Dome for Australian Aborigines

Daniel Jones has a special feeling for the Australian Aborigines and conceived of a project to help them protect their heritage. He built an earthbag dome close to the beach at a swampy inlet that is an Aboriginal heritage protection site where an ongoing blockade against unsustainable greedy mansion development continues.

The History Pod ‘Murrong Gunya’ sand house is a labor of love with a humorous flare of design. You can see this in the fanciful plastered image.

The opening of the History Pod at Sandon point is planned for the 17 th December 2010 celebrating the tenth anniversary of the Aboriginal tent embassy and the continued blockade of the developers.

3 thoughts on “Dome for Australian Aborigines”

  1. Thanks Owen
    I will take this into consideration next time. I was shown the zigzag in an earthbag workshop, perhaps I miss understood but tensile strength wasn’t mentioned. It seemed a good way to attach the wire to the bag easily. I would imagine attaching the wire in circles would be a different process to get it stick onto the bag. Makes sense to lay it in circles. I failed to mention something else is was taught which was to slant the tamped bags slightly down to the outside. I this correct? I did this and it seemed to prevent the bag rolling in when placing another layer. I understand this is different to arch ways. i also thought it could act a bit like thatching for water runoff.
    cheers Dan

    Reply
    • This would be an easy mistake to make.
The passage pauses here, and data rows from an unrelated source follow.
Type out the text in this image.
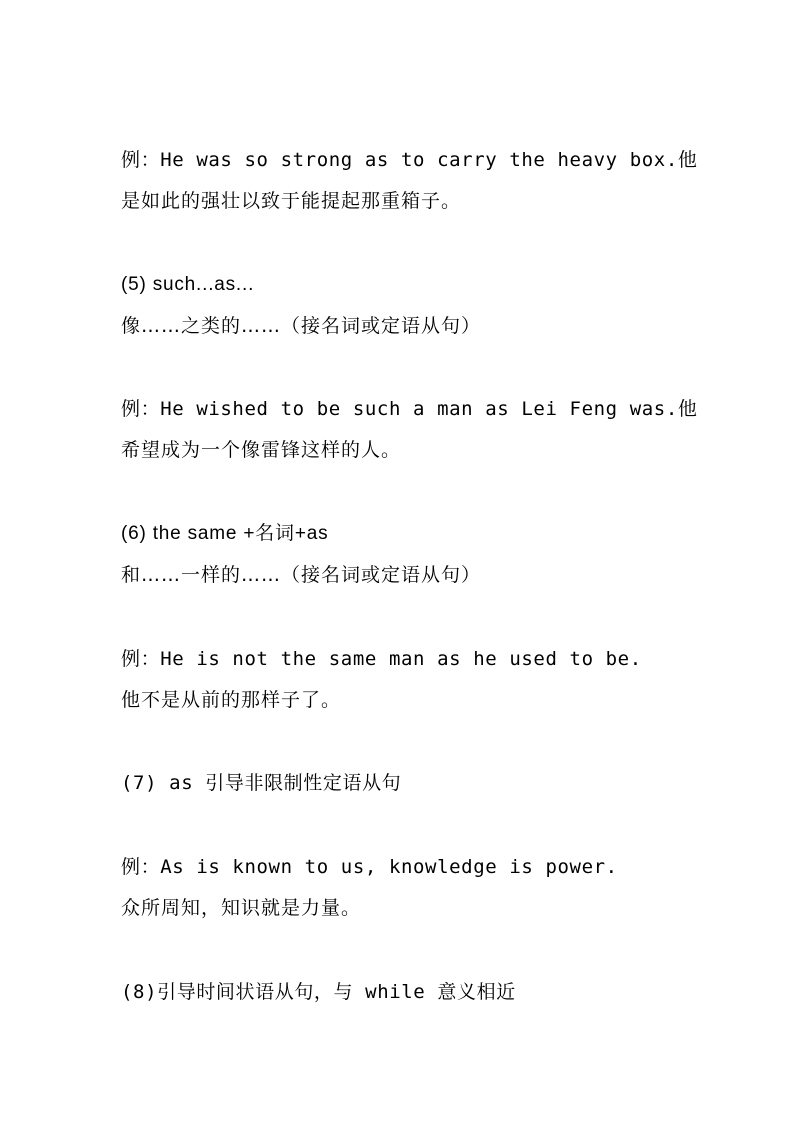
例：He was so strong as to carry the heavy box.他
是如此的强壮以致于能提起那重箱子。
(5) such...as...
像……之类的……（接名词或定语从句）
例：He wished to be such a man as Lei Feng was.他
希望成为一个像雷锋这样的人。
(6) the same +名词+as
和……一样的……（接名词或定语从句）
例：He is not the same man as he used to be.
他不是从前的那样子了。
(7) as 引导非限制性定语从句
例：As is known to us, knowledge is power.
众所周知，知识就是力量。
(8)引导时间状语从句，与 while 意义相近
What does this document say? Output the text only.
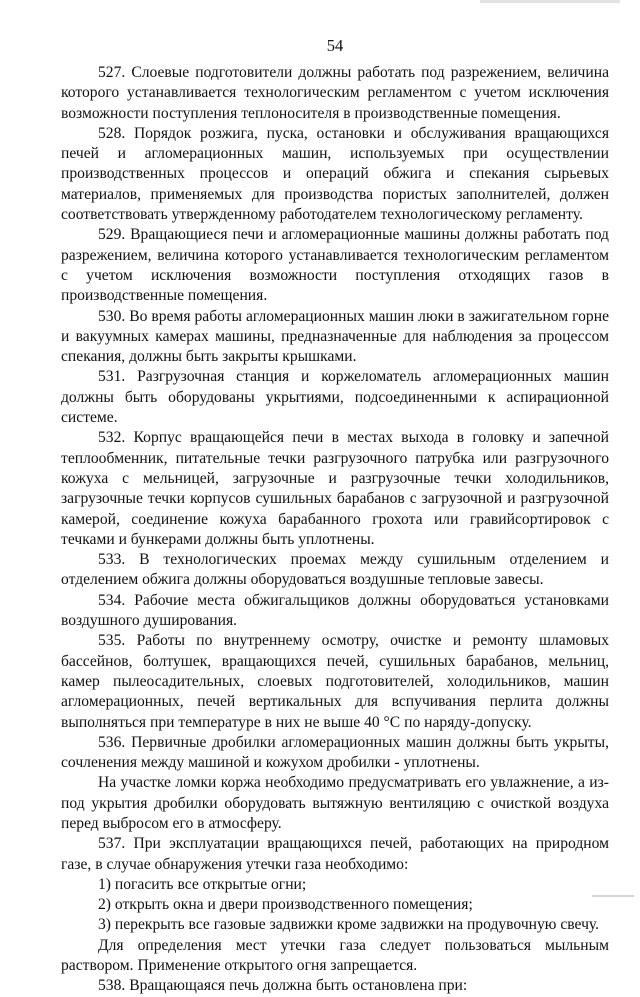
54

527. Слоевые подготовители должны работать под разрежением, величина которого устанавливается технологическим регламентом с учетом исключения возможности поступления теплоносителя в производственные помещения.

528. Порядок розжига, пуска, остановки и обслуживания вращающихся печей и агломерационных машин, используемых при осуществлении производственных процессов и операций обжига и спекания сырьевых материалов, применяемых для производства пористых заполнителей, должен соответствовать утвержденному работодателем технологическому регламенту.

529. Вращающиеся печи и агломерационные машины должны работать под разрежением, величина которого устанавливается технологическим регламентом с учетом исключения возможности поступления отходящих газов в производственные помещения.

530. Во время работы агломерационных машин люки в зажигательном горне и вакуумных камерах машины, предназначенные для наблюдения за процессом спекания, должны быть закрыты крышками.

531. Разгрузочная станция и коржеломатель агломерационных машин должны быть оборудованы укрытиями, подсоединенными к аспирационной системе.

532. Корпус вращающейся печи в местах выхода в головку и запечной теплообменник, питательные течки разгрузочного патрубка или разгрузочного кожуха с мельницей, загрузочные и разгрузочные течки холодильников, загрузочные течки корпусов сушильных барабанов с загрузочной и разгрузочной камерой, соединение кожуха барабанного грохота или гравийсортировок с течками и бункерами должны быть уплотнены.

533. В технологических проемах между сушильным отделением и отделением обжига должны оборудоваться воздушные тепловые завесы.

534. Рабочие места обжигальщиков должны оборудоваться установками воздушного душирования.

535. Работы по внутреннему осмотру, очистке и ремонту шламовых бассейнов, болтушек, вращающихся печей, сушильных барабанов, мельниц, камер пылеосадительных, слоевых подготовителей, холодильников, машин агломерационных, печей вертикальных для вспучивания перлита должны выполняться при температуре в них не выше 40 °C по наряду-допуску.

536. Первичные дробилки агломерационных машин должны быть укрыты, сочленения между машиной и кожухом дробилки - уплотнены.

На участке ломки коржа необходимо предусматривать его увлажнение, а из-под укрытия дробилки оборудовать вытяжную вентиляцию с очисткой воздуха перед выбросом его в атмосферу.

537. При эксплуатации вращающихся печей, работающих на природном газе, в случае обнаружения утечки газа необходимо:

1) погасить все открытые огни;

2) открыть окна и двери производственного помещения;

3) перекрыть все газовые задвижки кроме задвижки на продувочную свечу.

Для определения мест утечки газа следует пользоваться мыльным раствором. Применение открытого огня запрещается.

538. Вращающаяся печь должна быть остановлена при:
Zigzagging would provide more attachments points, however, you would lose some of the tensile strength that way.

      And yes, you can slope the outside of the bags slightly after each course is leveled.

      Reply
  2. I found a mistake in the article. Do not zigzag the barbed wire as explained because this will lessen its tensile strength. Place the barbed wire in concentric rings on domes and roundhouses and in straight lines on rectilinear designs.